リディアの武器は最優先が故に、焦りがでてしまう。焦りがあると良いアイデアは浮かばない。
「鉄はダメだ。また折れて、そのあとにリディアの悲しむ顔はもう見たくない」
となると、鋼鉄以上の硬度を持つ魔物素材しか……。いや、リディアは刀使いだ。硬すぎる素材は刀に不向きだ。
「まいったな、八方塞がりだ。リディアの武器なしでダンジョン攻略は流石に厳しいぞ。……シギルと相談するか」
考えても無駄だと理解し、ペンを放り投げ窓の外の夜景を眺める。ま、朝なんだけどね。
「旦那!いる?!!」
「ぶりゅあああああああああああああ!」
唐突過ぎて、驚き過ぎて、奇声を上げ過ぎた。
部屋の扉を轟音と共に叩き開け、同時に3つ先の部屋まで届く大声量で名前を呼ばれれば、俺の驚きっぷりも理解できるだろう。
人間、本当に驚くと声が出ないなんて言うけれど、あれは嘘だな。正解は奇声を上げ、全身の毛穴がチクチク痛くなる、だ。
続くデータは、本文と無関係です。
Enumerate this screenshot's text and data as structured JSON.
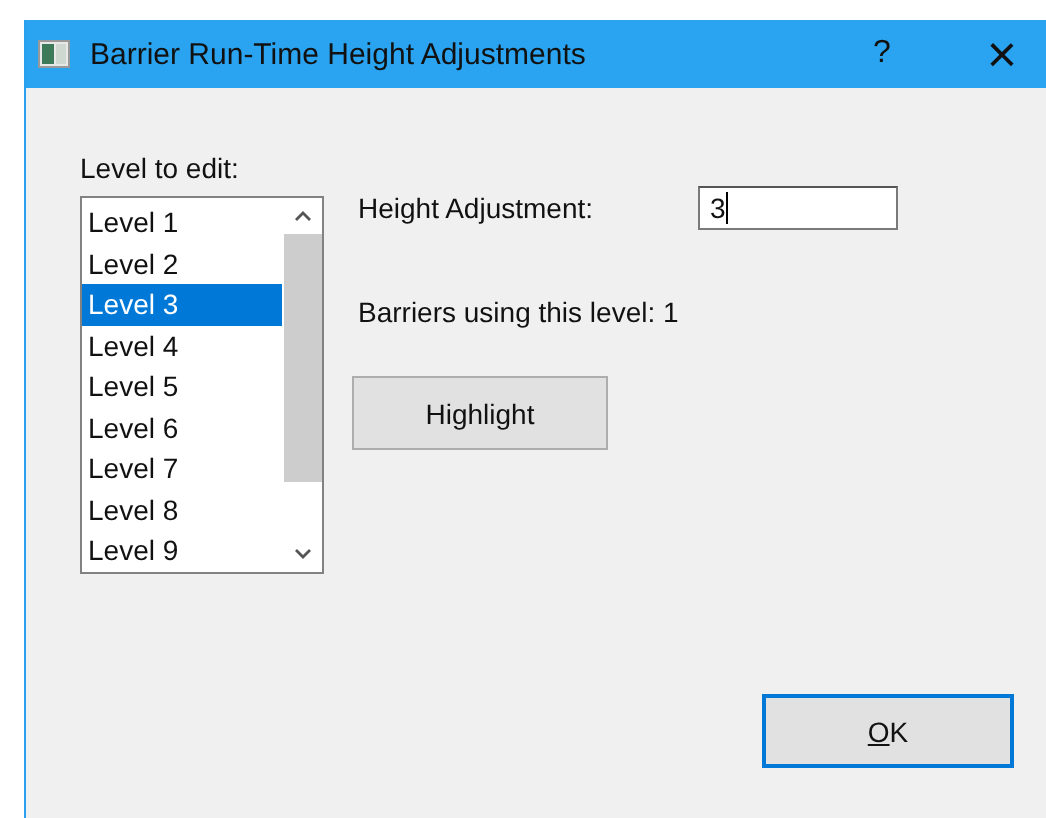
{
  "window": {
    "title": "Barrier Run-Time Height Adjustments",
    "help_button": "?",
    "close_button": "×"
  },
  "level_list": {
    "label": "Level to edit:",
    "items": [
      {
        "label": "Level 1",
        "selected": false
      },
      {
        "label": "Level 2",
        "selected": false
      },
      {
        "label": "Level 3",
        "selected": true
      },
      {
        "label": "Level 4",
        "selected": false
      },
      {
        "label": "Level 5",
        "selected": false
      },
      {
        "label": "Level 6",
        "selected": false
      },
      {
        "label": "Level 7",
        "selected": false
      },
      {
        "label": "Level 8",
        "selected": false
      },
      {
        "label": "Level 9",
        "selected": false
      }
    ]
  },
  "height_adjustment": {
    "label": "Height Adjustment:",
    "value": "3"
  },
  "barriers_info": "Barriers using this level: 1",
  "buttons": [
    {
      "label": "Highlight",
      "kind": "secondary",
      "focused": false,
      "mnemonic_first": false
    },
    {
      "label": "OK",
      "kind": "primary",
      "focused": true,
      "mnemonic_first": true
    }
  ]
}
あー、椅子に座りながら跳び上がることって出来るんだなぁ。
声と扉の開け方でわかってはいたが、驚いたことで全身が硬直し、結果攣った肩を揉みほぐしながら扉の方へ視線をやると、やはりというべきかそこにはシギルが立っていた。
「?」
奇声を上げたのが不思議だったのか、シギルはちっちゃい顔を可愛らしく傾げる。
む、可愛い。胸に手をやると高鳴っているのがわかる。やだ、これってもしかして……恋?!違うな、動悸だわ。
いや、それより要件をさっさと聞こう。聞いた後、シギルを追い出してから精神統一しつつ、攣った肩を労ろう。
「どうした?」
「ああ、そうッス!ようやくミスリル鉱石が届いたッス!!」
「なにぃいいい?!」
この後、攣った肩が重症化してのた打ち回ったのは言うまでもない。